If Plaintiffs had claimed estoppel, they would have had to prove three elements: "(1) misleading conduct on the part of the department; (2) taxpayer's good faith, reasonable reliance on that conduct; and (3) injury to taxpayer." Webb, 18 OTR at 383.
The facts admitted by Plaintiffs show that an estoppel claim could not succeed here. "When written materials containing accurate information and advice are given to taxpayers, taxpayers may not continue to rely on an understanding based on oral representations or discussions which are contrary to the written information." Smith v. Dept. of Rev., 13 OTR 206, 210 (1994). There is no dispute that the appeal rights contained on the adjustment notice were accurate, and Plaintiffs were not entitled to rely on any contrary information they received orally. See id. Furthermore, Plaintiffs admit they did not see the appeal deadline on the adjustment notice until "a couple of days" before they filed their Complaint. By that time, the limitations period had long since passed.
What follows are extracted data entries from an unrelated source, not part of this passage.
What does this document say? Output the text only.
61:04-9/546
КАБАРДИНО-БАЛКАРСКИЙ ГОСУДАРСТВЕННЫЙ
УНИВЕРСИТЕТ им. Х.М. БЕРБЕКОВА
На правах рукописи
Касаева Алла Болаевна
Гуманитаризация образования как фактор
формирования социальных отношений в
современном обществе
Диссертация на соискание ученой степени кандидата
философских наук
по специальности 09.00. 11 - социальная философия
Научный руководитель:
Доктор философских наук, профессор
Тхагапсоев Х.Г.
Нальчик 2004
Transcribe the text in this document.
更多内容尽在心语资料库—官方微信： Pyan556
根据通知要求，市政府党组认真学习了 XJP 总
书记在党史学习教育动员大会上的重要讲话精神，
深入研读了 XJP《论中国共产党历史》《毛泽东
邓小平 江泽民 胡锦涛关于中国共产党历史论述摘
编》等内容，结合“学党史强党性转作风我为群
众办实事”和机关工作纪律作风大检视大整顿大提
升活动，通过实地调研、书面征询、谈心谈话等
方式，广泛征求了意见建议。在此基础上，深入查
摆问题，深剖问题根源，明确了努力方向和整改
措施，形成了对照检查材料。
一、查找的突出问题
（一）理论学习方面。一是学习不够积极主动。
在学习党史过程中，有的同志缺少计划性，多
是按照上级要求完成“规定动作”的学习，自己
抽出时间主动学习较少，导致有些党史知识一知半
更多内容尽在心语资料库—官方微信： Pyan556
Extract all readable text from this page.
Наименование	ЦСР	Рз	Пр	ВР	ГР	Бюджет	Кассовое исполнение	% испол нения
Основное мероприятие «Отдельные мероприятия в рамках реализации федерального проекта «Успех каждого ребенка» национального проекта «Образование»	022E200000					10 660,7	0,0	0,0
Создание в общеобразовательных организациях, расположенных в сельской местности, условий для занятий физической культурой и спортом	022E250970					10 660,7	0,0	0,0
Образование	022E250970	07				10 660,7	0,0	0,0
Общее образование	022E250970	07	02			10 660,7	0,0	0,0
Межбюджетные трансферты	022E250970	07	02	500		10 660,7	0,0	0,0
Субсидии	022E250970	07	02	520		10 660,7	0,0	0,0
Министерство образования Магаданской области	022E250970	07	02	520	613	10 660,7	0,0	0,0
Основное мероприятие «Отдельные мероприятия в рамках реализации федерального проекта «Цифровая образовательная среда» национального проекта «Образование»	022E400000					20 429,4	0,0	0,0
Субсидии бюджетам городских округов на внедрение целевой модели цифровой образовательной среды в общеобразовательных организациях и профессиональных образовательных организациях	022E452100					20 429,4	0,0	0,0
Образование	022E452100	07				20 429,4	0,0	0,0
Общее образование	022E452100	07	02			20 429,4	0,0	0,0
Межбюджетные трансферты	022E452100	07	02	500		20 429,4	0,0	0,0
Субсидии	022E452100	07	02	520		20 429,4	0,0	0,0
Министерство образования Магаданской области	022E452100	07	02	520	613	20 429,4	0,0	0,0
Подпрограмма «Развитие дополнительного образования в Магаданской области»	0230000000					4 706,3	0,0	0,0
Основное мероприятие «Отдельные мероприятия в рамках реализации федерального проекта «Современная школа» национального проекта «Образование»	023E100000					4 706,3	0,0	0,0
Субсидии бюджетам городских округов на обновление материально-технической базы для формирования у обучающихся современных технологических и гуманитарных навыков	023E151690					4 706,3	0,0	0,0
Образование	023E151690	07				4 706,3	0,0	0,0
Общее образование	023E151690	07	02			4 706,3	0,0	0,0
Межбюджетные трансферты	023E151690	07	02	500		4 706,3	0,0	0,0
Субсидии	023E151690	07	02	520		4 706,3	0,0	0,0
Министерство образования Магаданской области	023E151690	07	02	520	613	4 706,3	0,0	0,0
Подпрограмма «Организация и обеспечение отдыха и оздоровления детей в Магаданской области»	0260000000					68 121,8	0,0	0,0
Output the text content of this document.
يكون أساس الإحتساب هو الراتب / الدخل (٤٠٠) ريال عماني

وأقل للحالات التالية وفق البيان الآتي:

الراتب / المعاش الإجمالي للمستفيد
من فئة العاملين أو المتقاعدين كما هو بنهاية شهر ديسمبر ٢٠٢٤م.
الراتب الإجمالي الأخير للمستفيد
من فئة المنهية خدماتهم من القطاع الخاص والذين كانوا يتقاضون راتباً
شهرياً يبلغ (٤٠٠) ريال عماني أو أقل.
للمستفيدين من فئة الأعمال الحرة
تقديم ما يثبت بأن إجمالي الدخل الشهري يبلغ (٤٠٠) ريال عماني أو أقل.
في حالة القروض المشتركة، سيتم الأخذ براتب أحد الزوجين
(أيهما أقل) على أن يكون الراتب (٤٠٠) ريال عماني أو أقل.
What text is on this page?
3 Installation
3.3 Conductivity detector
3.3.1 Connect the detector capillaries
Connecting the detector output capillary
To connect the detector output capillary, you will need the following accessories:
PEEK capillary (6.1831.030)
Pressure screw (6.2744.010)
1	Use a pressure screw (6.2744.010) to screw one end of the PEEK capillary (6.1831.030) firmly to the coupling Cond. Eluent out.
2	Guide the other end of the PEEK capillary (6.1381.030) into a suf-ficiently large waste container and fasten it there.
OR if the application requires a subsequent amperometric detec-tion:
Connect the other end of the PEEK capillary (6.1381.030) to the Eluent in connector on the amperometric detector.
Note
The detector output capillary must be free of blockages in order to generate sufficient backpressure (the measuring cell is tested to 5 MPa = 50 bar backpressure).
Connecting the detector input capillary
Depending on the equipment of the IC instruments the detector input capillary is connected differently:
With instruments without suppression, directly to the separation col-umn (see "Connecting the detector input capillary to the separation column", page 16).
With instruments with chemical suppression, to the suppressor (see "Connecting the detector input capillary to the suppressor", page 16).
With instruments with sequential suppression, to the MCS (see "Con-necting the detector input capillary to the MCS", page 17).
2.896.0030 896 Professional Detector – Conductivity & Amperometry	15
Plaintiffs' failure to file timely was apparently a consequence of having overlooked the deadline rather than an injury caused by Defendant.
The court can find no warrant in the law for setting aside the period of limitations in this case. Accordingly, Defendant is entitled to prevail on its Motion to Dismiss. Now, therefore, / / / / / / / / / / / /
IT IS ORDERED that Plaintiffs' Complaint be dismissed.
Dated this ___ day of August, 2019.
POUL F. LUNDGREN
MAGISTRATE This is an order disposing of all issues pursuant to Tax Court Rule - Magistrate Division 16 C(1). The court will issue a decision after waiting 14 days to determine whether there is a dispute about costs and disbursements. Errors in this order may be challenged by appealing the court's decision. See TCR-MD 19. This document was signed by Magistrate Poul F. Lundgren and entered on August 5 , 2019.